って言うか、「はやく寝て」ってのも誤解を与えてしまいませんか? ヤスコ先生!! と自分で自分にツッコミを入れながら、次に続けることばも見付けられなくなっていたところへ、


「お皿、ここに置きますね」素知らぬ声でまひろは言った。彼女の横で、流しに自分の食べた食器を置きながら、「お風呂から上がったら、ちゃんと洗いますんで」


「あ、いや、うん」ヤスコは返した。半歩ほど横によけ、まひろのにおいを嗅ぎながら、「いいのいいの、ついでに洗っちゃうし」


 まひろ君も疲れているだろうし、はやく着替えて気楽にしてね、と。

「とても気楽にしてますよ」まひろは言った。ヤスコの頭のにおいをかがないよう注意しながら。


「あまり気を使わなくていいからね」ヤスコは言った。いまちょっと、髪のにおいをかがれた? とか想いながら。


「とても、気楽にしてますよ」と、まひろはくり返した。


     *


 さて。


 と、まあ、こんなふたりの話はさておいて。


 ところでそのころ津田なつきは、自宅の畳の布団の上で、寝苦しい夜を過ごしていた。


 と言うのも、そのころ津田なつきは、この夏の寝苦しさに負け、貧しさに負け、いいえ、世間に負けて、昨今の電気代高騰に対しひと言申し上げたい気持ちをどうにかこうにか抑えると、エアコンのタイマーをいつもより長めにセットしていたのだが、それにも関わらず、


 ムシャムシャムシャムシャ、

 ムシャムシャムシャ。


 と、問題の旧式エアコンが、桑の葉を食べる蚕のような音をふたたび出し始めていたからであった。


「まったく、どうなってんのよ」


 布団から起き出すと津田なつきは、壁のエアコンを見上げ、ついで、手もとのリモコンを、あーでもないこーでもないといじり倒し、その結果、ある設定温度と設定湿度にしておけば、問題の桑の葉を食べる蚕のような音は聞こえなくなることを発見、


「やれやれ、これで眠られる」


 と、ひたいに浮かんだ汗の玉をちいさなタオルでふき取ってから、ひとり用の布団へと戻り、電気を消し、目を閉じ、深い呼吸をし、そのまま夢もない眠りへ――落ち込もうとしたところで彼女は、強烈な違和感を覚えることになった。


「あれ……?」


 壁の時計を見、スマートフォンの時間を確認すると、それが、いつもの就寝時間より何時間も前であることが分かった。


「いったい、これは……」


 寝返りをうち、暗闇の壁を見つめる彼女に、突然、ある人物の顔が想い出された。


 その人物は、人形のような無表情でこちらを、なつきを、鋭く、威嚇するように見つめていた。まるで「これ以上は近づくな」とでも言わんばかりに。

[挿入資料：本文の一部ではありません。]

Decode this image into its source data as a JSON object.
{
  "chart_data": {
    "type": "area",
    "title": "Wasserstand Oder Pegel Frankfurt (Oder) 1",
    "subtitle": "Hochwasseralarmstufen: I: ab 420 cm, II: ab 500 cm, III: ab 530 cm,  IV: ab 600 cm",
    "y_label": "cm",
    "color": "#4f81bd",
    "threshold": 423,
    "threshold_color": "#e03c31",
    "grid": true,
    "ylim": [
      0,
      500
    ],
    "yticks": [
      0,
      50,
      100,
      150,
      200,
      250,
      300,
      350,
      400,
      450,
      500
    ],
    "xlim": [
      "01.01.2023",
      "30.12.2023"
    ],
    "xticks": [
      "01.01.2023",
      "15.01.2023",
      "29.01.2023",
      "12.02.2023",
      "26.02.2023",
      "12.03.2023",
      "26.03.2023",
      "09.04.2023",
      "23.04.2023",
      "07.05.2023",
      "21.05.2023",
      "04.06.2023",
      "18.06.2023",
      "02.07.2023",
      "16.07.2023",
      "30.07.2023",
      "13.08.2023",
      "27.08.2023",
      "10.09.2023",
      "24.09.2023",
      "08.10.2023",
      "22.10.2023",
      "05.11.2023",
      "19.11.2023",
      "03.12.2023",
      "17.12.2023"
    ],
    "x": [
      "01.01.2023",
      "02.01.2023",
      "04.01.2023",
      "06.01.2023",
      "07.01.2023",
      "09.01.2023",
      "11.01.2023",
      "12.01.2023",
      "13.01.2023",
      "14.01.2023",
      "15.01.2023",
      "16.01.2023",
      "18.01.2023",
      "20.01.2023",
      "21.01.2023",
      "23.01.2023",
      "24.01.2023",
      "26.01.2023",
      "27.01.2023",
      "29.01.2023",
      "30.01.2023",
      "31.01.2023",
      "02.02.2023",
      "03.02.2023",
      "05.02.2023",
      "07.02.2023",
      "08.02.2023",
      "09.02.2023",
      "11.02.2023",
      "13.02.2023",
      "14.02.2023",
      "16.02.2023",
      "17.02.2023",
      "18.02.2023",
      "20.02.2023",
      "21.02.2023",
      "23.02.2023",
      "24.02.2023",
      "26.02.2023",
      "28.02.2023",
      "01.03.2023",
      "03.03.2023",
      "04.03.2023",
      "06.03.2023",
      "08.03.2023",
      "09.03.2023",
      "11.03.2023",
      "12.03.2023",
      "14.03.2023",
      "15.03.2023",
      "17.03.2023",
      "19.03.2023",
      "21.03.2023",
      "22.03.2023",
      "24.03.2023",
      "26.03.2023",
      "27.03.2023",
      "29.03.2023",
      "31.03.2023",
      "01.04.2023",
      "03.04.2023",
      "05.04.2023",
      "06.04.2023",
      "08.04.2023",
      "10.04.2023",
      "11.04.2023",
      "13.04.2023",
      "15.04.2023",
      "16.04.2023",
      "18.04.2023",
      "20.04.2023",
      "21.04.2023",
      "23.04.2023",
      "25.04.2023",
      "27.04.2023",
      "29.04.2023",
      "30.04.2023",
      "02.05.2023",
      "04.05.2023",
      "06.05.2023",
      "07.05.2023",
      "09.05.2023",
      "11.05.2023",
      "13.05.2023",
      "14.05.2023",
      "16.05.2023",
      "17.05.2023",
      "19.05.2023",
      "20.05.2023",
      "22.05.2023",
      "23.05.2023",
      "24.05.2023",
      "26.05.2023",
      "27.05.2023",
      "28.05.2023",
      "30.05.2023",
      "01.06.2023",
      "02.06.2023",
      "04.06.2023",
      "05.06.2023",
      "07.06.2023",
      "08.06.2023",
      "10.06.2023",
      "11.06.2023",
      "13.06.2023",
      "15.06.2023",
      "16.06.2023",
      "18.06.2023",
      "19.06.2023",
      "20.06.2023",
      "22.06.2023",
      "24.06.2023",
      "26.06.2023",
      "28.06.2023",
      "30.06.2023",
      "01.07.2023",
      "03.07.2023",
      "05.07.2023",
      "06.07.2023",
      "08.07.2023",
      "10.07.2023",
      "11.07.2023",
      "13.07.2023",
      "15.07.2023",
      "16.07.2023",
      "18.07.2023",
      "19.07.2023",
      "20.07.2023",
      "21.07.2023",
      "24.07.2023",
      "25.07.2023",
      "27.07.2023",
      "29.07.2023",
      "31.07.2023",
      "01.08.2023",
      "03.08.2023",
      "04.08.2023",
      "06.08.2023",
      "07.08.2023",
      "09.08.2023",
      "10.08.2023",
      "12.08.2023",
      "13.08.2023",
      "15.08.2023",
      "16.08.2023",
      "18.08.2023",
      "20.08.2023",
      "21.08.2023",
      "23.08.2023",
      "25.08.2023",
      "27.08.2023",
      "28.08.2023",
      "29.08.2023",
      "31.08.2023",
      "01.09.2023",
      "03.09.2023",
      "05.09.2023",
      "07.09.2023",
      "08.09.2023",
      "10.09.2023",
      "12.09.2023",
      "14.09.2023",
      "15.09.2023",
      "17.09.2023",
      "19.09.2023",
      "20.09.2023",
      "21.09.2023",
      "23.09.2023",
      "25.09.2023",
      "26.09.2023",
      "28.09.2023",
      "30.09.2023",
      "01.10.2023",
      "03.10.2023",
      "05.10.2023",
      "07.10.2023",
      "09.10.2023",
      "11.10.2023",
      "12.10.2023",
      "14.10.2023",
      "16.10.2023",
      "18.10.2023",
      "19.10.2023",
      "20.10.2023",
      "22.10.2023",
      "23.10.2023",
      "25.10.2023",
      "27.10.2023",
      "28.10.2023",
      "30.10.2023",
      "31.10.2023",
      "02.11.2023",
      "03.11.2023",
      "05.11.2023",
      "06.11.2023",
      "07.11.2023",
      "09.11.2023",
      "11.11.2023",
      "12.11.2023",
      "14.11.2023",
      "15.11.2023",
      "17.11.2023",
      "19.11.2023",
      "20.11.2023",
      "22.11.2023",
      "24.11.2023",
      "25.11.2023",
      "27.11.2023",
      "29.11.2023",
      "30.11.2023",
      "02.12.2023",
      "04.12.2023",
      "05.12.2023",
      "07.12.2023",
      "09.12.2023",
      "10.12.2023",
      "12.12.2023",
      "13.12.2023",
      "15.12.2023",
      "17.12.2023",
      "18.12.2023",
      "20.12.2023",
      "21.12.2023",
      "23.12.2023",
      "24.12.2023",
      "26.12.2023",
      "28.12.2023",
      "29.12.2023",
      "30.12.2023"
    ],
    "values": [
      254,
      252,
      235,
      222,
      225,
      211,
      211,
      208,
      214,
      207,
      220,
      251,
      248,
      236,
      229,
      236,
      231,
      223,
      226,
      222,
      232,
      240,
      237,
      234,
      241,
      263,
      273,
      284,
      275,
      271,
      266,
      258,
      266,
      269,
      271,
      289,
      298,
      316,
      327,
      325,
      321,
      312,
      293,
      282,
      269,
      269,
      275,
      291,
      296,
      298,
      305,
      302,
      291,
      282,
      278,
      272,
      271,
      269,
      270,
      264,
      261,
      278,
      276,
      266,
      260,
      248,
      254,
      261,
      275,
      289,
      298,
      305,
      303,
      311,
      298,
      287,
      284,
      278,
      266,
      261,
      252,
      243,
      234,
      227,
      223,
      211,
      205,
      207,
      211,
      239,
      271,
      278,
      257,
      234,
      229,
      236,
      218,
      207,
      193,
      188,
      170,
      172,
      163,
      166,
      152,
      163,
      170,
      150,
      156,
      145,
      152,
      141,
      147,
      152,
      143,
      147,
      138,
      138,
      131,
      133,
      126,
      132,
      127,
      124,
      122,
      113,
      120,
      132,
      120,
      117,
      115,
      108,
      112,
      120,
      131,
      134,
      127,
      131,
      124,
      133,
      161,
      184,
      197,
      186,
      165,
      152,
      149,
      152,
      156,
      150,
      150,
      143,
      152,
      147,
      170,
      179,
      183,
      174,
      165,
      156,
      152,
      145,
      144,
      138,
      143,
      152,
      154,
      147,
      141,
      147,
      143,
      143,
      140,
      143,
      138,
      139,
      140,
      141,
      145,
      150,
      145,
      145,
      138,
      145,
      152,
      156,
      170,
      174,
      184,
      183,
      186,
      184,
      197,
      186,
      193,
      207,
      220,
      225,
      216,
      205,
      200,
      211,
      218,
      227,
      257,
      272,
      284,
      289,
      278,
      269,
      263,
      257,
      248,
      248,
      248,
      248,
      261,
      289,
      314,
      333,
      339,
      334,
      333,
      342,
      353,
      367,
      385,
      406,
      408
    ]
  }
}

 そうしてなつきは、その人物の顔になにやら見覚えがあった。「……山岸さん?」


 と言うのもその人物は、なつきが、ここ数年、陰ながらひそかに想っている相手とまったく同じ顔をしていたからである。が、「……あれ?」


 と、彼女がそのことに気付くよりもコンマ数秒ほど早く、いや、彼女がそのことに気付いてからコンマ数秒ほど時間を遡ったところで、


「今日はあんまり、見られなかったな」


 と津田なつきは、問題の“ある人物”ではなく、彼女がひそかに想いを寄せる人物、山岸まひろのことを考えることになった。まるで、問題の“ある人物”――山岸まひろによく似たそんな人物――を見た、あるいは見かけた記憶も事実も、どこかの世界にスライドしてしまったかのように。そうして、


「ま、でも、明日も会えるものね、会社で」


 と津田なつきは、すこし残念な気持ちのままにそう想うと、昨日今日と、問題の山岸まひろに関して調べたことや知ってしまったこと等などはすっかり忘れ、それでも、自身に課した課題・ミッション――「彼」のフォロワー・守護者・影の応援団長的なものであること――を改めて想い出すと、枕に顔を埋め、今度こそ本当に、本当に、本当に、本当に、ふかい、ふかい、ふかい、ふかい、ふかい眠りへと落ちて行った。そうして、


「どういうことだ?」


 と、どこかで悪魔がつぶやいた。